Suite aux décisions législatives prises par l’Allemagne à propos de certaines manœuvres boursières spéculatives, la France s’est adoucie sur sa position et tente de faire bonne figure auprès de l’Allemagne. Aujourd’hui, la France et l’Allemagne ont cherché un terrain d’entente en réaffirmant leur volonté de plaider auprès du G20 en faveur d’une taxe internationale sur les banques.
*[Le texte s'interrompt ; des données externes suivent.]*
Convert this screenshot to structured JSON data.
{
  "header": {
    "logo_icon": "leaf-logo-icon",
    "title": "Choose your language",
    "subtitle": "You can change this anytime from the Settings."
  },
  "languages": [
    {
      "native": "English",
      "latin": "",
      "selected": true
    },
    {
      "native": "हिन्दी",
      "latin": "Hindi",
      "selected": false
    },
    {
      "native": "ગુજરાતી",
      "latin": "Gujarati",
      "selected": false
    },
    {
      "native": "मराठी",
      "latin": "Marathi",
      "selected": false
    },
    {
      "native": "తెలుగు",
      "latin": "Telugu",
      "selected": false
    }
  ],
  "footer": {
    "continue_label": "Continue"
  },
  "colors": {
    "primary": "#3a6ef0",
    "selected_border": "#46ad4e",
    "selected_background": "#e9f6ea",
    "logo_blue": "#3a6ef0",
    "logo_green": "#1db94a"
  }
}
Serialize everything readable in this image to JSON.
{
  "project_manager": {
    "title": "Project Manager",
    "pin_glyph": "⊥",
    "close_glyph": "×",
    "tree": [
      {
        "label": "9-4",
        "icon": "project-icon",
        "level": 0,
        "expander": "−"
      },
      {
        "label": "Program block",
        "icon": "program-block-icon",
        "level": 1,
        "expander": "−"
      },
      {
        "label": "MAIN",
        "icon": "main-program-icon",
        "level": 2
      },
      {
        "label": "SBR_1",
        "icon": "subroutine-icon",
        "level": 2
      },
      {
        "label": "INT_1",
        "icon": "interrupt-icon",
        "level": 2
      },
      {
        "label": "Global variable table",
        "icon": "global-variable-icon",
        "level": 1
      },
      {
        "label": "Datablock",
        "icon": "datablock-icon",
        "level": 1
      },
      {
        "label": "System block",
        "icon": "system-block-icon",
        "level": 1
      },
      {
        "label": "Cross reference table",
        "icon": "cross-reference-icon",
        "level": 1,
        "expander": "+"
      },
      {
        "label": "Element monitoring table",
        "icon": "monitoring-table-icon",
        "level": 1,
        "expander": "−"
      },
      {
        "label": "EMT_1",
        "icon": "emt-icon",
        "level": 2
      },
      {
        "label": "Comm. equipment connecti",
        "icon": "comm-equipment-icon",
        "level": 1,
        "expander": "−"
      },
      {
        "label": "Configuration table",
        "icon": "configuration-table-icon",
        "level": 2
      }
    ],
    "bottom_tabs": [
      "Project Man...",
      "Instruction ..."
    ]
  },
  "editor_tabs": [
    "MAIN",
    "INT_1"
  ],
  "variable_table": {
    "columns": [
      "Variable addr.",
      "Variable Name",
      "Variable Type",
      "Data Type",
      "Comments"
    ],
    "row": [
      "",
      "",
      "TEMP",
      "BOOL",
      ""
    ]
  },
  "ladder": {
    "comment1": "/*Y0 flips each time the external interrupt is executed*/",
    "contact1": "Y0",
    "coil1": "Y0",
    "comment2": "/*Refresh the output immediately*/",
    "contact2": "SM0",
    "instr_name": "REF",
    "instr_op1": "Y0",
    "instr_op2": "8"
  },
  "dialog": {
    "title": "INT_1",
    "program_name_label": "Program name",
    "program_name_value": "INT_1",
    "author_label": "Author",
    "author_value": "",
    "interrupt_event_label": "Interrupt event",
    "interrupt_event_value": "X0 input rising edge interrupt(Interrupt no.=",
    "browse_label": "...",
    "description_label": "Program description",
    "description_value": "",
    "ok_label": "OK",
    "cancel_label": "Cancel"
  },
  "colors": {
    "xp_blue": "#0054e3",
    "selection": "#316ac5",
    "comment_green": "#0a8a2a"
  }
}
La chancelière allemande Angela Merkel a également demandé la création d’une agence de notation européenne. Christine Lagarde, quant à elle, a déclaré que le projet de taxe internationale sur les banques et les fonds spéculatifs devrait être mis en œuvre avant la prochaine réunion du G20 en novembre.
« L’une des questions que je souhaite voir résolue avant fin 2010, espérons au G20 en novembre, (…) est celle d’un impôt sur ces banques et autres institutions financières, y compris les fonds spéculatifs ». [...] « De nombreux pays se penchent clairement sur une telle option et sont déterminés à mettre en place un impôt ou une taxe. Nous devons avancer sur ce sujet » a-t-elle soutenu.
Alors
que les marchés accusent toujours l’interdiction par l’Allemagne de certaines ventes à découvert, Angela Merkel a estimé qu’il faut multiplier les efforts et ne surtout pas reculer. « J’entends dire : ‘Je ne peux mettre en place une stratégie de sortie qu’une fois le taux de chômage réduit’, ce qui est contradictoire (…). Nous concentrerons nos efforts sur une stratégie de sortie coordonnée en Europe », a-t-elle soutenu, ajoutant qu’elle ne pensait pas « que cela mettrait à plat les marchés financiers si nous trouvions un accord sur une taxe internationale ». « Nous ferons pression en faveur d’une taxe sur les marchés financiers (…) lors du sommet au Canada. Nous ne trouverons pas d’accord dès le premier dîner du sommet. Il y aura beaucoup d’opposition », a reconnu la chancelière.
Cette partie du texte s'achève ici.